Description
French Onion Steak Pinwheels combine tender flank steak rolled with caramelized onions and melted provolone or Swiss cheese, seared to a golden brown and finished in the oven. This decadent yet approachable dish pairs the rich flavors of French onion soup-inspired toppings with a juicy, savory beef center, perfect for an elevated main course at dinner parties or special family meals.
Ingredients
Scale
Steak and Filling
- 1½ pounds flank steak, pounded to ½-inch thickness
- 2 large yellow onions, thinly sliced
- 2 cloves garlic, minced
- 1 teaspoon fresh thyme or ½ teaspoon dried thyme
- 1 tablespoon Worcestershire sauce
- 6 slices provolone or Swiss cheese
- Salt and black pepper to taste
Cooking Oils and Seasoning
- 2 tablespoons olive oil, divided
- Kitchen twine for securing the pinwheels
Instructions
- Caramelize Onions: In a large skillet over medium heat, heat 1 tablespoon of olive oil. Add the thinly sliced onions and cook for 20–25 minutes, stirring occasionally until they are deeply caramelized and golden brown. Add the minced garlic, thyme, Worcestershire sauce, salt, and black pepper, and cook for an additional 2 minutes to meld the flavors. Remove from heat and allow the mixture to cool slightly.

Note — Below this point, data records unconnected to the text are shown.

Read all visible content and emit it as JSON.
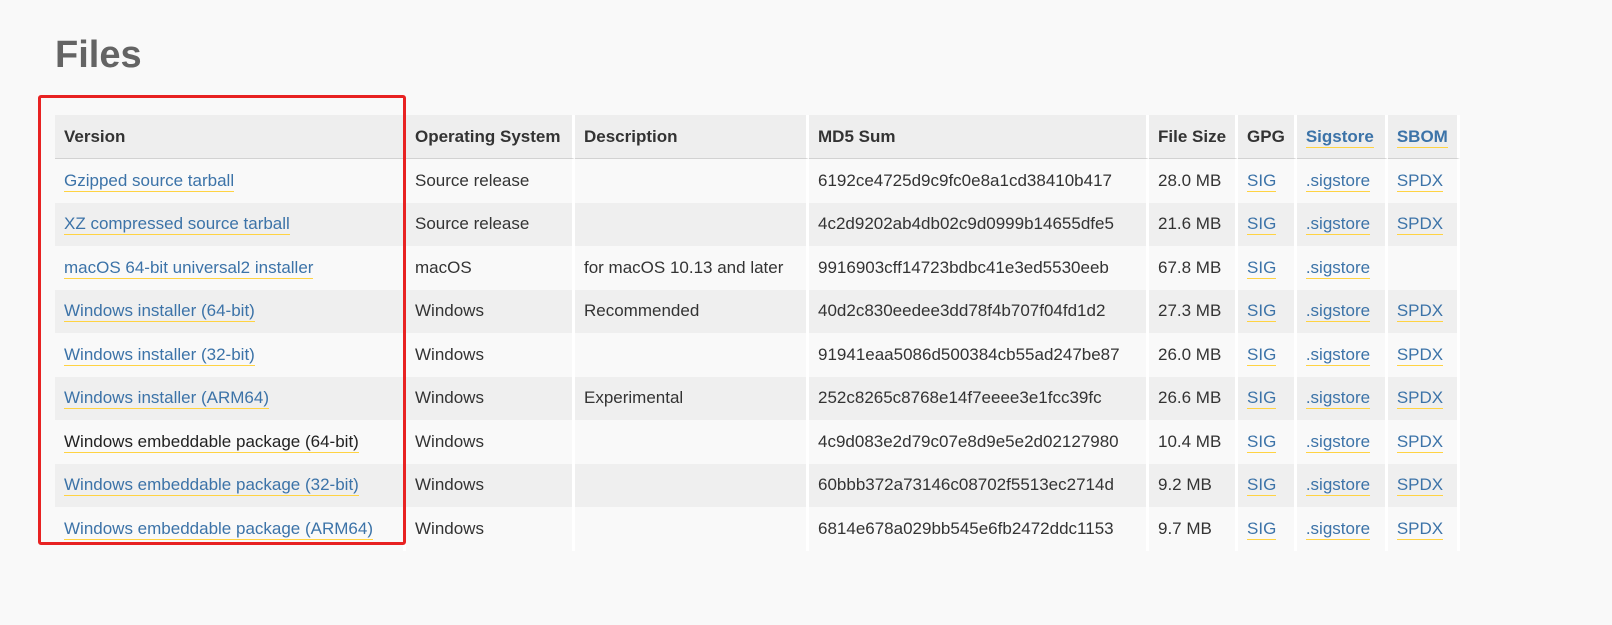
{
  "page": {
    "title": "Files",
    "highlight_color": "#e82222",
    "link_color": "#3c73a8",
    "underline_color": "#ffd343"
  },
  "table": {
    "headers": {
      "version": "Version",
      "os": "Operating System",
      "description": "Description",
      "md5": "MD5 Sum",
      "size": "File Size",
      "gpg": "GPG",
      "sigstore": "Sigstore",
      "sbom": "SBOM"
    },
    "rows": [
      {
        "version": "Gzipped source tarball",
        "os": "Source release",
        "description": "",
        "md5": "6192ce4725d9c9fc0e8a1cd38410b417",
        "size": "28.0 MB",
        "gpg": "SIG",
        "sigstore": ".sigstore",
        "sbom": "SPDX"
      },
      {
        "version": "XZ compressed source tarball",
        "os": "Source release",
        "description": "",
        "md5": "4c2d9202ab4db02c9d0999b14655dfe5",
        "size": "21.6 MB",
        "gpg": "SIG",
        "sigstore": ".sigstore",
        "sbom": "SPDX"
      },
      {
        "version": "macOS 64-bit universal2 installer",
        "os": "macOS",
        "description": "for macOS 10.13 and later",
        "md5": "9916903cff14723bdbc41e3ed5530eeb",
        "size": "67.8 MB",
        "gpg": "SIG",
        "sigstore": ".sigstore",
        "sbom": ""
      },
      {
        "version": "Windows installer (64-bit)",
        "os": "Windows",
        "description": "Recommended",
        "md5": "40d2c830eedee3dd78f4b707f04fd1d2",
        "size": "27.3 MB",
        "gpg": "SIG",
        "sigstore": ".sigstore",
        "sbom": "SPDX"
      },
      {
        "version": "Windows installer (32-bit)",
        "os": "Windows",
        "description": "",
        "md5": "91941eaa5086d500384cb55ad247be87",
        "size": "26.0 MB",
        "gpg": "SIG",
        "sigstore": ".sigstore",
        "sbom": "SPDX"
      },
      {
        "version": "Windows installer (ARM64)",
        "os": "Windows",
        "description": "Experimental",
        "md5": "252c8265c8768e14f7eeee3e1fcc39fc",
        "size": "26.6 MB",
        "gpg": "SIG",
        "sigstore": ".sigstore",
        "sbom": "SPDX"
      },
      {
        "version": "Windows embeddable package (64-bit)",
        "os": "Windows",
        "description": "",
        "md5": "4c9d083e2d79c07e8d9e5e2d02127980",
        "size": "10.4 MB",
        "gpg": "SIG",
        "sigstore": ".sigstore",
        "sbom": "SPDX"
      },
      {
        "version": "Windows embeddable package (32-bit)",
        "os": "Windows",
        "description": "",
        "md5": "60bbb372a73146c08702f5513ec2714d",
        "size": "9.2 MB",
        "gpg": "SIG",
        "sigstore": ".sigstore",
        "sbom": "SPDX"
      },
      {
        "version": "Windows embeddable package (ARM64)",
        "os": "Windows",
        "description": "",
        "md5": "6814e678a029bb545e6fb2472ddc1153",
        "size": "9.7 MB",
        "gpg": "SIG",
        "sigstore": ".sigstore",
        "sbom": "SPDX"
      }
    ]
  }
}
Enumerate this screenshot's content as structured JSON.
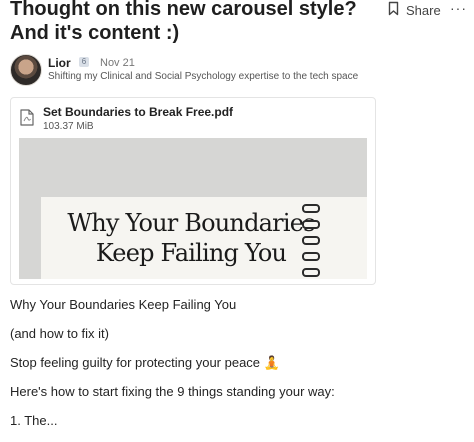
{
  "post": {
    "title": "Thought on this new carousel style? And it's content :)",
    "share_label": "Share",
    "more_label": "···"
  },
  "author": {
    "name": "Lior",
    "badge": "6",
    "date": "Nov 21",
    "bio": "Shifting my Clinical and Social Psychology expertise to the tech space"
  },
  "attachment": {
    "file_name": "Set Boundaries to Break Free.pdf",
    "file_size": "103.37 MiB",
    "preview_line1": "Why Your Boundaries",
    "preview_line2": "Keep Failing You"
  },
  "body": {
    "paragraphs": [
      "Why Your Boundaries Keep Failing You",
      "(and how to fix it)",
      "Stop feeling guilty for protecting your peace 🧘",
      "Here's how to start fixing the 9 things standing your way:",
      "1. The..."
    ]
  },
  "icons": {
    "bookmark": "bookmark-icon",
    "more": "more-options-icon",
    "pdf": "pdf-file-icon"
  }
}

- Prepare Steak and Assemble: Lay the pounded flank steak flat on a clean cutting board. Season both sides evenly with salt and pepper. Spread the caramelized onion mixture evenly over the surface of the steak. Layer the slices of provolone or Swiss cheese over the onions.
- Roll and Secure: Starting at the short end of the steak, roll it tightly into a log shape. Use kitchen twine to secure the roll at 1- to 2-inch intervals to hold the shape during cooking.
- Slice Into Pinwheels: Preheat your oven to 400°F (200°C). Using a sharp knife, slice the steak roll into 1½- to 2-inch thick pinwheels.
- Sear Pinwheels: Heat the remaining 1 tablespoon of olive oil in an oven-safe skillet over medium-high heat. Add the pinwheels and sear for 2–3 minutes on each side until they develop a beautiful brown crust.
- Roast in Oven: Transfer the skillet with the seared pinwheels into the preheated oven. Roast for 10–12 minutes until the steak reaches your desired level of doneness.
- Rest and Serve: Remove the skillet from the oven and let the pinwheels rest for 5 minutes. Carefully remove the kitchen twine before plating and serving.
Notes
- For added richness and a flavorful sauce, deglaze the pan with a splash of beef broth or red wine after searing the pinwheels. Reduce slightly and spoon over the pinwheels before serving.
- You can grill the pinwheels instead of roasting them in the oven; grill over medium heat until cooked through, turning frequently to avoid burning.
- Make sure to pound the flank steak evenly to ensure uniform cooking and easy rolling.
- Use kitchen twine to secure the roll tightly to prevent it from unraveling during searing and roasting.